OPINIÓN

La lengua por montera

Vicente Enguídanos | Viernes 09 de febrero de 2018

La portavoza de Podemos en el Congreso de los Diputados y Diputadas, Irene Montero, ha vuelto a demostrar que la estupidez no es patrimonio de nadie, aunque algunas expresiones parezcan concebidas para que la vinculemos con la política (según la RAE: “Actividad de quienes rigen o aspiran a regir los asuntos públicos“).

Pocos son los que a estas horas no hayan comentado el dislate de la, según Bibiana Aido, “miembra” de la Mesa de Coordinación del partido que lidera su antigua pareja sentimental.

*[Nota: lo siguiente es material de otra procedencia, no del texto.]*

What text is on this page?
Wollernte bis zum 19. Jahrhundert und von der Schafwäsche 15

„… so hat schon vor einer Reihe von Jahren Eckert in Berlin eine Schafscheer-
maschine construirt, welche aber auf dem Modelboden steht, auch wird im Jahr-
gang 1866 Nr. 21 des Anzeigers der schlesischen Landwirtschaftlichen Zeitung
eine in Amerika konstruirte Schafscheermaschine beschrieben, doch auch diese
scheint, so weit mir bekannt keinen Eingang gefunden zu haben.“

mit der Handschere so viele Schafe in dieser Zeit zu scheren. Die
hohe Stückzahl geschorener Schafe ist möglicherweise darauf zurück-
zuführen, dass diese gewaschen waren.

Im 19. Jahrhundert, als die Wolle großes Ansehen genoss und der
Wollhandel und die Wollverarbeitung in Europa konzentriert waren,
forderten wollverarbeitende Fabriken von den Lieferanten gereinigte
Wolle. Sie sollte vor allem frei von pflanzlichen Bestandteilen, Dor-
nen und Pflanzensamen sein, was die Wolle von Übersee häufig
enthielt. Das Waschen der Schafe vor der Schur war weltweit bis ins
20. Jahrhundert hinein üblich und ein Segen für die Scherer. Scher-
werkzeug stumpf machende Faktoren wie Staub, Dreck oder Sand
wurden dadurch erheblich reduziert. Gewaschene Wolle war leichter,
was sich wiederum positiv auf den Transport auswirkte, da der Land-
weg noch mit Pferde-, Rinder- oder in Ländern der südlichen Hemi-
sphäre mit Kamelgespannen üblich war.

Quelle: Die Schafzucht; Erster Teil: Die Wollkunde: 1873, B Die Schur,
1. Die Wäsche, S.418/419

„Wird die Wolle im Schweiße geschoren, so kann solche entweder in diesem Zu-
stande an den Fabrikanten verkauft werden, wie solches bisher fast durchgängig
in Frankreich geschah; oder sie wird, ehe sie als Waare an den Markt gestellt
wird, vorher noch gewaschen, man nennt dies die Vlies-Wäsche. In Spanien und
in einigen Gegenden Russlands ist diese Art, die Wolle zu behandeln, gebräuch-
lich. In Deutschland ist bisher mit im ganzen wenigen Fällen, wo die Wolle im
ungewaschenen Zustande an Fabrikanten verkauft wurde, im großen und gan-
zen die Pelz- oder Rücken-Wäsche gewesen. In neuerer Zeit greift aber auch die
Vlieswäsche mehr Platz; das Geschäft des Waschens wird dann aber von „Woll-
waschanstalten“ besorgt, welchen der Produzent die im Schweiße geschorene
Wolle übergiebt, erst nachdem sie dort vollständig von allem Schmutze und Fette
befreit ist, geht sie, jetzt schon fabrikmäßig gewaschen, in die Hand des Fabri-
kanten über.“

Pero la patada al diccionario de la que fuera durante un par de años Ministra de Igualdad del Gobierno de España, no ha sido una excepción en la antología del disparate, donde ostenta un lugar preeminente la que fuera Primera Dama y diputada gaditana, Carmen Romero, dirigiéndose a los “jóvenes y jóvenas” que la vitoreaban en un acto multitudinario de su partido y que asumió como propio, Lorena Ruiz-Huerta, portavoz de la formación morada en la Asamblea de Madrid.

Lo peor de estas expresiones es que no son pifias involuntarias, a las que todos los que desempeñan actividades públicas nos tienes acostumbrados, sino que forman parte de una nueva cultura de lo políticamente correcto, de la que no somos ajenos los periodistas y periodistos. De hecho, entre los libros de estilo de cada medio, se mezclan manuales de lenguaje no sexista que elaboran grupos de expertos en igualdad de algunas universidades e instituciones, que traicionan nuestra obligación de publicar textos claros, fáciles de leer y de comprender. Los discursos y multitud de artículos redactados están repletos de figuras retóricas, que tratan de evitar la irritación de pieles sensibles, como el recurso al incorrecto e innecesario “vecinos y vecinas”, o el empleo del concepto “vecindario” aunque no signifique lo mismo, además de que el término genérico abraza a ambos sexos, mientras que el femenino es excluyente y reiterativo.

A pesar de que el idioma castellano también está plagado de excepciones a la norma general, los nombres pueden ser masculinos o femeninos, según la terminación, incluso tienen diferentes formas, pero los acabados en ‘-ante’ o ‘–ista’ no cambian nunca. Pero tampoco en algunas profesiones o actividades, especialmente la que terminan en ‘-a’, pues a nadie se le ocurre denominarse atleto o policío. Debemos tener siempre presente que todas las palabras tienen género, pero no tienen sexo. El pez es masculino, aunque sea hembra, y la jirafa es femenino, aunque sea macho.

Que alguien se haya vuelto a poner el lenguaje por montera solo es de agradecer porque hemos aparcado el conflicto catalán durante unas horas, esbozando una sonrisa compasiva a costa del gazapo (que no lebrato). Dos ejemplos de que nuestros representantes han convertido la función pública en un circo, iluminado por las esperpénticas luces de bohemia, que distorsionan la realidad como los espejos del Callejón del Gato. Esa función ilusionista puede atraer algo de público, aunque solo sea una pequeña parte del aforo, pero sus actores no deberían erigirse como “portavoces o portavozas” de una sociedad que no se conforma con gestos baldíos, sino que espera programas eficientes para mejorar su calidad de vida y referentes de los que no avergonzarse.